SDSS J0815+4729

Observation data Epoch J2000 Equinox ICRS
- Constellation: Lynx
- Right ascension: 08^{h} 15^{m} 54.26778^{s}
- Declination: +47° 29′ 47.6013″
- Apparent magnitude (V): 16.9

Characteristics
- Evolutionary stage: main sequence
- Spectral type: F5V

Astrometry
- Radial velocity (R_{v}): −108 km/s
- Proper motion (μ): RA: −14.257 mas/yr Dec.: −24.214 mas/yr
- Parallax (π): 0.4089±0.0685 mas
- Distance: approx. 8,000 ly (approx. 2,400 pc)

Details
- Mass: 1.18 M_{☉}
- Radius: 0.72 R_{☉}
- Luminosity: 0.67 L_{☉}
- Surface gravity (log g): 4.80 cgs
- Temperature: 6,142±118 K
- Metallicity [Fe/H]: −5.49±0.14 dex
- Other designations: SDSS J081554.26+472947.5, Gaia DR2 931227322991970560

Database references
- SIMBAD: data

= SDSS J0815+4729 =

Ultra-low metallicity star in the constellation Lynx

SDSS J081554.26+472947.5, often abbreviated to its partial coordinates, J0815+4729, is a star with an ultra-low metallicity in the constellation of Lynx. It also has a relatively high concentration of carbon. The surface of the star has a temperature of ±6,215 K. It is at a distance of 7,500 light years (2.3 kiloparsecs) from the Sun, and is 33,000 light-years (10 kiloparsecs) from the Galactic Center.
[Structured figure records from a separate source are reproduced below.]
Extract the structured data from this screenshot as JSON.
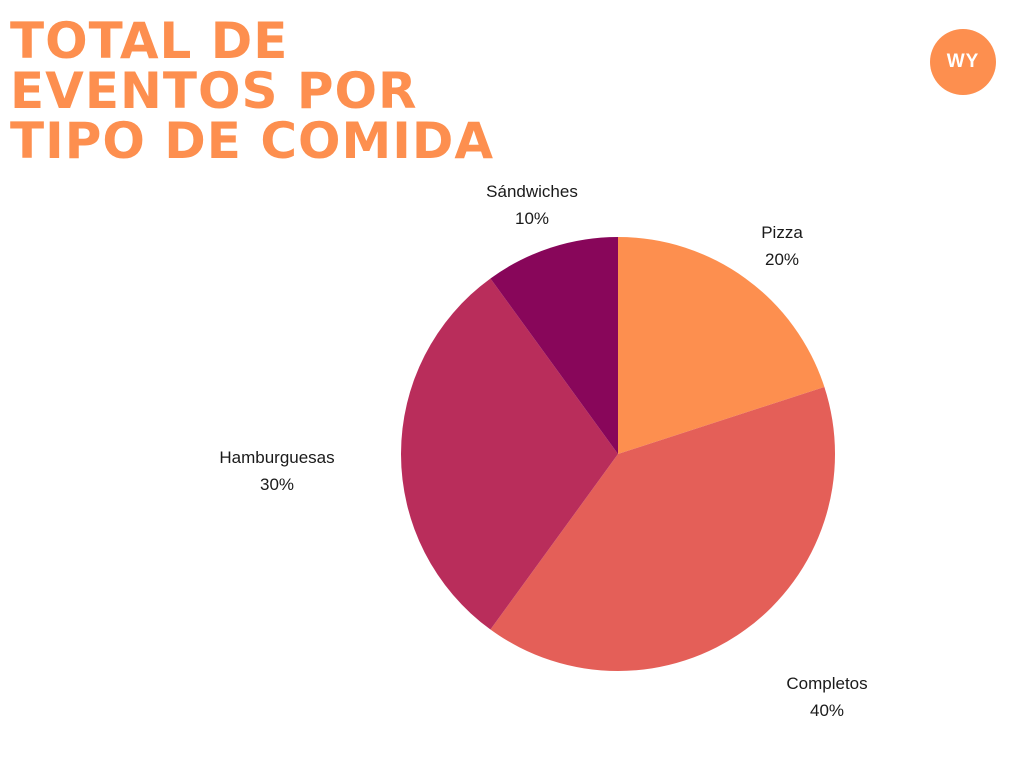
{
  "title_lines": [
    "TOTAL DE",
    "EVENTOS POR",
    "TIPO DE COMIDA"
  ],
  "badge": "WY",
  "chart_data": {
    "type": "pie",
    "title": "TOTAL DE EVENTOS POR TIPO DE COMIDA",
    "slices": [
      {
        "label": "Pizza",
        "value": 20,
        "value_label": "20%",
        "color": "#FD8F4F"
      },
      {
        "label": "Completos",
        "value": 40,
        "value_label": "40%",
        "color": "#E45F58"
      },
      {
        "label": "Hamburguesas",
        "value": 30,
        "value_label": "30%",
        "color": "#B92D5B"
      },
      {
        "label": "Sándwiches",
        "value": 10,
        "value_label": "10%",
        "color": "#88065A"
      }
    ],
    "start": "12 o'clock",
    "direction": "clockwise"
  }
}
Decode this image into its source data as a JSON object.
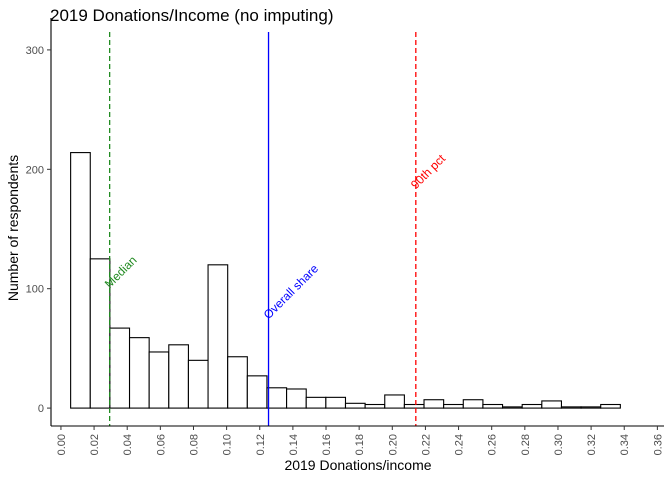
{
  "chart_data": {
    "type": "bar",
    "title": "2019 Donations/Income (no imputing)",
    "xlabel": "2019 Donations/income",
    "ylabel": "Number of respondents",
    "xlim": [
      -0.006,
      0.364
    ],
    "ylim": [
      -15,
      315
    ],
    "x_ticks": [
      0.0,
      0.02,
      0.04,
      0.06,
      0.08,
      0.1,
      0.12,
      0.14,
      0.16,
      0.18,
      0.2,
      0.22,
      0.24,
      0.26,
      0.28,
      0.3,
      0.32,
      0.34,
      0.36
    ],
    "x_tick_labels": [
      "0.00",
      "0.02",
      "0.04",
      "0.06",
      "0.08",
      "0.10",
      "0.12",
      "0.14",
      "0.16",
      "0.18",
      "0.20",
      "0.22",
      "0.24",
      "0.26",
      "0.28",
      "0.30",
      "0.32",
      "0.34",
      "0.36"
    ],
    "y_ticks": [
      0,
      100,
      200,
      300
    ],
    "y_tick_labels": [
      "0",
      "100",
      "200",
      "300"
    ],
    "grid": false,
    "bin_start": 0.00585,
    "bin_width": 0.01185,
    "counts": [
      214,
      125,
      67,
      59,
      47,
      53,
      40,
      120,
      43,
      27,
      17,
      16,
      9,
      9,
      4,
      3,
      11,
      3,
      7,
      3,
      7,
      3,
      1,
      3,
      6,
      1,
      1,
      3
    ],
    "reference_lines": [
      {
        "name": "median-line",
        "x": 0.0294,
        "color": "#228b22",
        "style": "dashed",
        "label": "Median",
        "label_y": 100
      },
      {
        "name": "overall-share-line",
        "x": 0.1253,
        "color": "#0000ff",
        "style": "solid",
        "label": "Overall share",
        "label_y": 74
      },
      {
        "name": "90th-pct-line",
        "x": 0.2142,
        "color": "#ff0000",
        "style": "dashed",
        "label": "90th pct",
        "label_y": 183
      }
    ],
    "colors": {
      "bar_fill": "#ffffff",
      "bar_stroke": "#000000",
      "axis": "#000000",
      "tick_text": "#4d4d4d"
    }
  }
}
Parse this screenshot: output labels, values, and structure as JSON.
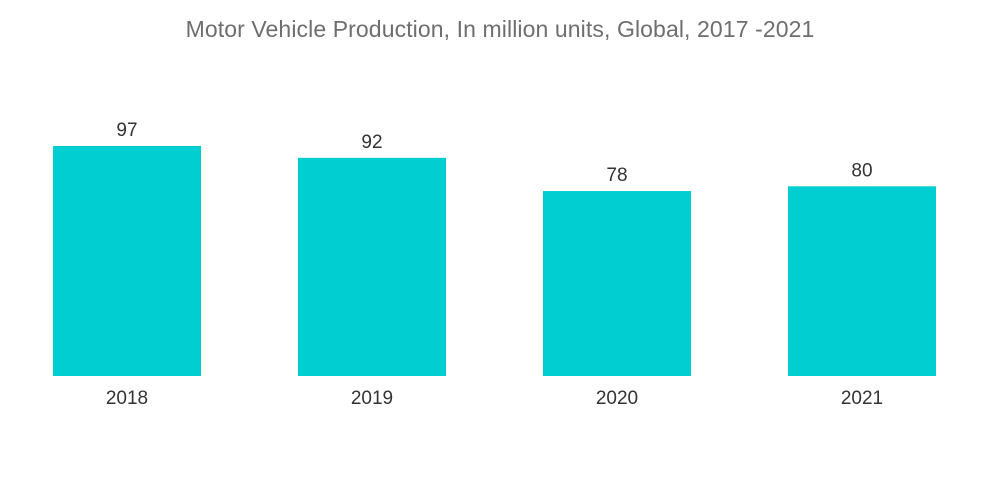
{
  "chart_data": {
    "type": "bar",
    "title": "Motor Vehicle Production, In million units, Global, 2017 -2021",
    "categories": [
      "2018",
      "2019",
      "2020",
      "2021"
    ],
    "values": [
      97,
      92,
      78,
      80
    ],
    "xlabel": "",
    "ylabel": "",
    "ylim": [
      0,
      97
    ],
    "grid": false,
    "legend": "none",
    "bar_color": "#00CED1"
  }
}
Its [Fe/H] was first believed to be below −5.8 dex, making it the lowest metallicity un-evolved star detected., but was revised to −5.49 dex in 2020.

J0815+4729's ratio of carbon to iron, [C/Fe] is at least 5.0 dex. The star is also heavily enriched in nitrogen and oxygen, originating from primordial gas cloud contaminated by single zero-metallicity supernova. The lack of heavy elements, including iron, is explained by these mostly falling back to a collapsing supernova remnant.